Haven't caught up with all of your comments yet. Life is a little crazy right now.
A friend of mine in Paris wondered why there hadn't been anything in the news in France about this like there was here about their storm in the South. My answer: no fatalities to report. Well, I know of one, a policeman while on duty, clearing tree limbs off a road. But I guess that does not make it [world] news worthy.
Better stop, I promised not to grumble.

Maureen said...

Lovely to hear that Inga is ok. Sorry I have to be brief as pc is iffy and I'm not sure if this will post.
Thought you might like to know that Elbow's concert is being shown on Radio 2 website bbc.co.uk/radio2 and on telly, just press red button when watching bbc and you will see menu to follow. Hope this works!

Vivienne said...

Hi Ian,

I can make it to the Tyneside Cinema cafe on all the dates you've mentioned. How about everyone else?
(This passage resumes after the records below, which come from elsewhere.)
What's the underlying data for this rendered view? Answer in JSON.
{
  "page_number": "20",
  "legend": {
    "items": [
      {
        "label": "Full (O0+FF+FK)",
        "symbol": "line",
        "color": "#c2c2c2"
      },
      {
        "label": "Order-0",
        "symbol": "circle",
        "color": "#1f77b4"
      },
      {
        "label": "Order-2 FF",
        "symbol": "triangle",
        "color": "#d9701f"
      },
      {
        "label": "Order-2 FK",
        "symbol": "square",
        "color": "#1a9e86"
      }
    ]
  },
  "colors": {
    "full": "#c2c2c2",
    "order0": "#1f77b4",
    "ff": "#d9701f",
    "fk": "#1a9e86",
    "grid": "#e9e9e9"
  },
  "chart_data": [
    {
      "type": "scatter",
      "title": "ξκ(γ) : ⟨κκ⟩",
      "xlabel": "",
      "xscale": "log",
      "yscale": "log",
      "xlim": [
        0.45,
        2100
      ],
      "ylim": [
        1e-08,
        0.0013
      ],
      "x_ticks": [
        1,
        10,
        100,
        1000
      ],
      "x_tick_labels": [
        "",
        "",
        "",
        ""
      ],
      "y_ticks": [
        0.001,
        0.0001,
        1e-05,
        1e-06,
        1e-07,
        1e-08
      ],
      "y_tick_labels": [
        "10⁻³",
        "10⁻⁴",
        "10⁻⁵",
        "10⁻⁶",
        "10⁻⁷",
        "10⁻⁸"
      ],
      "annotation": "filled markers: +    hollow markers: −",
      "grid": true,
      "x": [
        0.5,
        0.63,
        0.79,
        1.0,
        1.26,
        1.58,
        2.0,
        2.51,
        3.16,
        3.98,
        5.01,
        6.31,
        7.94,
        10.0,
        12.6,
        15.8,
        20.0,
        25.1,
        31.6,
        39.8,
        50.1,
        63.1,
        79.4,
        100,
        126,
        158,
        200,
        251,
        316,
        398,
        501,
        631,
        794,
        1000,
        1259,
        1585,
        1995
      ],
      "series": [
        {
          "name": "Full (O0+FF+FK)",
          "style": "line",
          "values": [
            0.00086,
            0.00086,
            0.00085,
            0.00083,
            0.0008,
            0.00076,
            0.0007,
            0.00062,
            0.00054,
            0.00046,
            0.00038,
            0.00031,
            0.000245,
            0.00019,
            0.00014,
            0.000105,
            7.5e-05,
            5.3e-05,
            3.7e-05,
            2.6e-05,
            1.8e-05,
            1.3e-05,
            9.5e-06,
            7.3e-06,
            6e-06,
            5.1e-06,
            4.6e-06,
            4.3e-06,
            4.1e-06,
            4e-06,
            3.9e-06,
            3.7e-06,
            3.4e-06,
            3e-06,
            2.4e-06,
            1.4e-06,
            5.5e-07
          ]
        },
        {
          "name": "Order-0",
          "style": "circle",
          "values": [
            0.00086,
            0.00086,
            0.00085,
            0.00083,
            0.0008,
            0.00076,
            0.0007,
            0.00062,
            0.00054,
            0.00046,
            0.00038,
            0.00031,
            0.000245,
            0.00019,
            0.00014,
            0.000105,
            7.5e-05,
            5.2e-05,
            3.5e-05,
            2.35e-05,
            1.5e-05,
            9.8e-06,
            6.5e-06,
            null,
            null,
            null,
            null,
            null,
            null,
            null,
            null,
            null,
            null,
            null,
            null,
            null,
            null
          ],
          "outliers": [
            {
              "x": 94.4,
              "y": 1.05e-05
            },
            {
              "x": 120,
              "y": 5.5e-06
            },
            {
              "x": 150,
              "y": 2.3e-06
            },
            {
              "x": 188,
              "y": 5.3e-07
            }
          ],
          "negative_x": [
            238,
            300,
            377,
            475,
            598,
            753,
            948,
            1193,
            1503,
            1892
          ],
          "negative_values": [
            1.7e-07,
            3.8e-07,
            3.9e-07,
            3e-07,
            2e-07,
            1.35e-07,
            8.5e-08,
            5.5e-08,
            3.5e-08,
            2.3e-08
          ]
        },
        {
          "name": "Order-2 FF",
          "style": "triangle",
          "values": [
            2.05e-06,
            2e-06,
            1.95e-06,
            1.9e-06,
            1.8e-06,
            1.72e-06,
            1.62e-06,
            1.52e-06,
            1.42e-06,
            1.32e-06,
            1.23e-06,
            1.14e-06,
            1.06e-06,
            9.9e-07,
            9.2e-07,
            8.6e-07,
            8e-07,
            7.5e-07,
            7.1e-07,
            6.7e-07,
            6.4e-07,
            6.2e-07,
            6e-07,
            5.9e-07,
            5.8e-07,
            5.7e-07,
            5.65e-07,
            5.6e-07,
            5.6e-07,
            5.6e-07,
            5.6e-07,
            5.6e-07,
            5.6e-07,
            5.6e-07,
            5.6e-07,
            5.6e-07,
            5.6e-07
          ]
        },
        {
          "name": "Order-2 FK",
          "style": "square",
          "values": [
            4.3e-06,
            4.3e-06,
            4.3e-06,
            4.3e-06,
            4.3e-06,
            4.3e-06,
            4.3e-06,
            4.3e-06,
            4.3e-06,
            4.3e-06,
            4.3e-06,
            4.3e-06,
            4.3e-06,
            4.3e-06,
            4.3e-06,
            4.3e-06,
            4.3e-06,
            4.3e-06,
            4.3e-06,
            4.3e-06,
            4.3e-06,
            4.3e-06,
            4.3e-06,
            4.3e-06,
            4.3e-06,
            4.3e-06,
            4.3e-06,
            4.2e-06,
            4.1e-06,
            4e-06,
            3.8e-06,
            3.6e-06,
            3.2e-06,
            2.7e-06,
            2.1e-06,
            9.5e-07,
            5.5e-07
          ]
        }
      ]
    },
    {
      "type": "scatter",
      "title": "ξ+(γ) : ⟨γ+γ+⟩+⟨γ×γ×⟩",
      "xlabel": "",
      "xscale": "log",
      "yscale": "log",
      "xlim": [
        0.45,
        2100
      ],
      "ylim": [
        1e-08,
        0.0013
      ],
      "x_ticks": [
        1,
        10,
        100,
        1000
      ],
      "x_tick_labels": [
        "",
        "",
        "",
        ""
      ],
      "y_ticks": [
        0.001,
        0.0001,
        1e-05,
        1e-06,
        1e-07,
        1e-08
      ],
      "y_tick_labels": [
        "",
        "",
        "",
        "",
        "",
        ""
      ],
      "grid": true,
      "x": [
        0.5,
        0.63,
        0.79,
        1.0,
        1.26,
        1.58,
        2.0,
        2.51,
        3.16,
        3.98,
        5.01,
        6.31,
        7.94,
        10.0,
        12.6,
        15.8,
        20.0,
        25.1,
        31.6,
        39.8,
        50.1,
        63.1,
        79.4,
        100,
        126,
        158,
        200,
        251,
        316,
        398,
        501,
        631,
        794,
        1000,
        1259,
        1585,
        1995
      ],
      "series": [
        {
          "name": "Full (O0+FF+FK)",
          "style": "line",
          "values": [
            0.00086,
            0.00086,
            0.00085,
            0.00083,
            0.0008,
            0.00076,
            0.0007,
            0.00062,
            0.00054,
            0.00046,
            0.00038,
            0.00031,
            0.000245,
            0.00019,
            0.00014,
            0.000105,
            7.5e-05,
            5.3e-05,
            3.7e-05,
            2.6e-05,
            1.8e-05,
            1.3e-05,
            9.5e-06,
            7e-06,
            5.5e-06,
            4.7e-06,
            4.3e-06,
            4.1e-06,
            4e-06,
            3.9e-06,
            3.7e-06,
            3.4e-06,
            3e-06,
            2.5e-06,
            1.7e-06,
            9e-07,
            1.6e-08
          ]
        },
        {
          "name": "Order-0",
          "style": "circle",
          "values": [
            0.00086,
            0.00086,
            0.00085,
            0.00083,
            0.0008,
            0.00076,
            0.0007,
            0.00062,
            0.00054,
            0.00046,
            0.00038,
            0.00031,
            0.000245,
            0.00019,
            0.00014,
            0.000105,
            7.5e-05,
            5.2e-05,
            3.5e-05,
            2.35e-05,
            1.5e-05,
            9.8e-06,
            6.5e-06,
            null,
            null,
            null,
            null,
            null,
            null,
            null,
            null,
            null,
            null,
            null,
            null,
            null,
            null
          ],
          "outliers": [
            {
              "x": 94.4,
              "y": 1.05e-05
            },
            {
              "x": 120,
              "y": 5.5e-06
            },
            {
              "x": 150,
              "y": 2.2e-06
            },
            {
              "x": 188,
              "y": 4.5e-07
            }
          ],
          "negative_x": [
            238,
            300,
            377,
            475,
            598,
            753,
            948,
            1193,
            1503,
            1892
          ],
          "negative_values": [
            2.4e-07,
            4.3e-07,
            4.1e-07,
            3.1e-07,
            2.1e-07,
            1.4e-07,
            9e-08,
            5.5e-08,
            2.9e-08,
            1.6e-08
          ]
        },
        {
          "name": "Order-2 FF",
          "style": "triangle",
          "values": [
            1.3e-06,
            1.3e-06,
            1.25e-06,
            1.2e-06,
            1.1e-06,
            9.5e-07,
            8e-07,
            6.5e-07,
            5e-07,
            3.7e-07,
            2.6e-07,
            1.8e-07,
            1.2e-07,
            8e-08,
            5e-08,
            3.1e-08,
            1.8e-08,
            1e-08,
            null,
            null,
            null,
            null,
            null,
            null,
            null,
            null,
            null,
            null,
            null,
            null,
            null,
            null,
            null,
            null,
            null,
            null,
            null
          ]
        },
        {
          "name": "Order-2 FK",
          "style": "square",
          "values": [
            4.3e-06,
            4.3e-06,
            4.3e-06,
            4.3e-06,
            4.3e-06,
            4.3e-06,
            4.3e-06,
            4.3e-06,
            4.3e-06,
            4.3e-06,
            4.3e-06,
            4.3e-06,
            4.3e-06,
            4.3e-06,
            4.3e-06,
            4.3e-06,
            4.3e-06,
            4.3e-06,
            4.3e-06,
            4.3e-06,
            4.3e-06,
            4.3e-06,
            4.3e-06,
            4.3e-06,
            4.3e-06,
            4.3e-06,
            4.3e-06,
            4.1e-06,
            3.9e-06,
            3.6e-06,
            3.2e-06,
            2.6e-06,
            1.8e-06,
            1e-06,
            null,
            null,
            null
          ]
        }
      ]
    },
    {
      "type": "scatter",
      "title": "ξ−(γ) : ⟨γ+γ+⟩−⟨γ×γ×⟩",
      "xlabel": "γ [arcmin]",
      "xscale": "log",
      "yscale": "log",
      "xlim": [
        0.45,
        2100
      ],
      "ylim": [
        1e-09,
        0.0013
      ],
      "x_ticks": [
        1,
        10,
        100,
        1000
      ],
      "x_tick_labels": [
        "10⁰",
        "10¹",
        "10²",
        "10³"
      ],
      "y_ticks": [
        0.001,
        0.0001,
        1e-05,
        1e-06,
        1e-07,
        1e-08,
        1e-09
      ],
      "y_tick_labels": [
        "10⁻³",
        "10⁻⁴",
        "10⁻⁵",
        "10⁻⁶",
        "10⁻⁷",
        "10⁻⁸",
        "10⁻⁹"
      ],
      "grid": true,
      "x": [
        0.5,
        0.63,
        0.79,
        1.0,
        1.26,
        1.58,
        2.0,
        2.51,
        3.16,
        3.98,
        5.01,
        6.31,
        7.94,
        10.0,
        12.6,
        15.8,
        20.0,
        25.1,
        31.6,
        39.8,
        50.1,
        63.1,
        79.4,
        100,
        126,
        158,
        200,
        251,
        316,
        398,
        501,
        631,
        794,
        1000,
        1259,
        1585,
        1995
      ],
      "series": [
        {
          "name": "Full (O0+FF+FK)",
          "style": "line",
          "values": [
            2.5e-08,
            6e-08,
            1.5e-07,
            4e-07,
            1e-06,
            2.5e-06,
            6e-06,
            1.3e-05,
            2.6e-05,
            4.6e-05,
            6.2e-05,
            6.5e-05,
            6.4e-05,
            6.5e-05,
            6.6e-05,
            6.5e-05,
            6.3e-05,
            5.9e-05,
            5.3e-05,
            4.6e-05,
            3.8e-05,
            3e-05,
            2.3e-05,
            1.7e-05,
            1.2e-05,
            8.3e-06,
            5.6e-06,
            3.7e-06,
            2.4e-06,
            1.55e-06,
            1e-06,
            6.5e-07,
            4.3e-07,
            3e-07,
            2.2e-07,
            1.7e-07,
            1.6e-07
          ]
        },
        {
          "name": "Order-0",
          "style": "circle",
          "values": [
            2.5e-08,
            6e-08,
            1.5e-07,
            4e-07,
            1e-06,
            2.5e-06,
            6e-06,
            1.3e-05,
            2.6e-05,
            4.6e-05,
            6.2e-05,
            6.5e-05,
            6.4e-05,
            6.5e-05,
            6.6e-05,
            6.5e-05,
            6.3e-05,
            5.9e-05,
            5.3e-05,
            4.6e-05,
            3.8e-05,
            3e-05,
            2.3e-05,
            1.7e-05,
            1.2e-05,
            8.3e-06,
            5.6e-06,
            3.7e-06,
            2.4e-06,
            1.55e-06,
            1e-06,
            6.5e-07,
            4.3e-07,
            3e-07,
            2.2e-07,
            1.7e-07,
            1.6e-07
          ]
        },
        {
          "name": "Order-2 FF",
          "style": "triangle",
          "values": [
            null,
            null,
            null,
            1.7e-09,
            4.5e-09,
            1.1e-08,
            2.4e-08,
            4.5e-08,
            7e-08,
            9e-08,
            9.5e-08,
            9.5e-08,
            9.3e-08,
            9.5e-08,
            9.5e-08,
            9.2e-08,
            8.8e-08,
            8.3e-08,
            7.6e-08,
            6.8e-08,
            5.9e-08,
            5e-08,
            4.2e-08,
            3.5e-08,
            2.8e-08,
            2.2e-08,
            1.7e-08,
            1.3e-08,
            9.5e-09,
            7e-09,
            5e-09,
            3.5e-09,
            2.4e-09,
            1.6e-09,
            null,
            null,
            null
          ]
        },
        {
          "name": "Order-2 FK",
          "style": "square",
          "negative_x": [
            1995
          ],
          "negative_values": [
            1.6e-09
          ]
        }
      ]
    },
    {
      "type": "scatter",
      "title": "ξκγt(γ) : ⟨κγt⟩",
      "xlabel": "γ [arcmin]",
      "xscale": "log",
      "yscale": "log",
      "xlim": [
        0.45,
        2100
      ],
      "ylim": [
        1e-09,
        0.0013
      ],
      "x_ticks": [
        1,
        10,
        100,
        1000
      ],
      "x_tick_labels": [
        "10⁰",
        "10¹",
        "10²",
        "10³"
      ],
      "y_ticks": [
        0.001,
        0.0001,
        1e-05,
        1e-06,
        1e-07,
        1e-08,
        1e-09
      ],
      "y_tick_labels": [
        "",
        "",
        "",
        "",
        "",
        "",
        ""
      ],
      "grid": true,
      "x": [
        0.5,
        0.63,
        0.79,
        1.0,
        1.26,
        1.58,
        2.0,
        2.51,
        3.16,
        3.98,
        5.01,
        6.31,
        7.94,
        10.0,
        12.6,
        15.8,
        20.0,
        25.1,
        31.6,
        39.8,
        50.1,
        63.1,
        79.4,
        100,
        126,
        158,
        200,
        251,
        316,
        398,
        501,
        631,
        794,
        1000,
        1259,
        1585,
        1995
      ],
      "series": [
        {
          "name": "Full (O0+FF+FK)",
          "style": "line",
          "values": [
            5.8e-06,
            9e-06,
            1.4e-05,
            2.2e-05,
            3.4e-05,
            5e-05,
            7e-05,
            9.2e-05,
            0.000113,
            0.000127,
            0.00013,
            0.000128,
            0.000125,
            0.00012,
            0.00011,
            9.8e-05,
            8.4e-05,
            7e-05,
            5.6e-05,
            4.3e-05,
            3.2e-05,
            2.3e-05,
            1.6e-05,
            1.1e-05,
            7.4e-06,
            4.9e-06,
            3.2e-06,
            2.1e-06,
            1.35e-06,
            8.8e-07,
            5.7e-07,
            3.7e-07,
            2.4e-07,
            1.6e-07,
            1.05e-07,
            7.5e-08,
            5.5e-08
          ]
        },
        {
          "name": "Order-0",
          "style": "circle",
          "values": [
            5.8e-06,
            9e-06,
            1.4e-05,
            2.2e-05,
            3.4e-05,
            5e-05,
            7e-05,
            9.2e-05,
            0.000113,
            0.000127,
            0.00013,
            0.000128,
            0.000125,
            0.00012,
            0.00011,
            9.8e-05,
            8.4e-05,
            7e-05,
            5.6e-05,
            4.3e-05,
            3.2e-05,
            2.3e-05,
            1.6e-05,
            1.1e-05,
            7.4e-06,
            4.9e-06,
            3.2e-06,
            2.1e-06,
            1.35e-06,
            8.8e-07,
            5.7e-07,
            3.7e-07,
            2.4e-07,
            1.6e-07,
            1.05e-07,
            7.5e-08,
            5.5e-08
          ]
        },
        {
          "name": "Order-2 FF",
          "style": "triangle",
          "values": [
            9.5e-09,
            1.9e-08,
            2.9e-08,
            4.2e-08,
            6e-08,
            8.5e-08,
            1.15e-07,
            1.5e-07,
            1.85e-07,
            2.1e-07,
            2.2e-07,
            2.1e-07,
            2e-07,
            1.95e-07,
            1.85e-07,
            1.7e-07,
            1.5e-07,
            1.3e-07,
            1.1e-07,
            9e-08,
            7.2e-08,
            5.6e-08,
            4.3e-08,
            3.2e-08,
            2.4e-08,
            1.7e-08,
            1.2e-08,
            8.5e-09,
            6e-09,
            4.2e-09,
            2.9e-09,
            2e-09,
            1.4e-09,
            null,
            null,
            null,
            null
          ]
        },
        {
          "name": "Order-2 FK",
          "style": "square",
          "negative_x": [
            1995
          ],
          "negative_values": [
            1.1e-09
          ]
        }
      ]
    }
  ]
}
I hope you enjoy your trip to London.

Love, Vivienne xxx

Ian Robinson said...

Welcome back Inga; keep us closely informed of progress over there. Remember your worldwide truckshunter 'family' is thinking of you...
Thanks Vivienne - any other responses about the next Meeting...
Thanks to everyone who's asked me to re-post Blog 120 - my thoughts and feelings about my last programme at BBC Radio Newcastle on 28 January. I will be re-posting it, unaltered, on this upcoming Friday 6 February.

Hildie said...

Love the signs you photographed at the Railway Museum, Ian! They're super! I just felt like sending them in to The Nightshift! I like the photo Paul took on his super-duper phone too, now wasn't it nice of him? It was great for the likes of us to see him, in such top form too. I can recommend to all you lovely new members of our Truckshunter family that you should give our next meeting a go. Our first meeting was the funniest (in every sense of the word) night of my life so far! Come and join us. Hope some more of our original Truckshunters are able to make it next time too. Ian, have you any way of contacting people like the Rev. Eddie, or Tony in Fenham, or Margaret in Newbiggin or any of the other people who were regular contributors to your programme? By the way, either 25th Feb or 2nd March would be fine for me.
Ian, are you still going to bed early?!! Has your body clock not adjusted yet? Just 'cos you're wanting to go out at 6p.m - makes me think you'll be in bed by ten.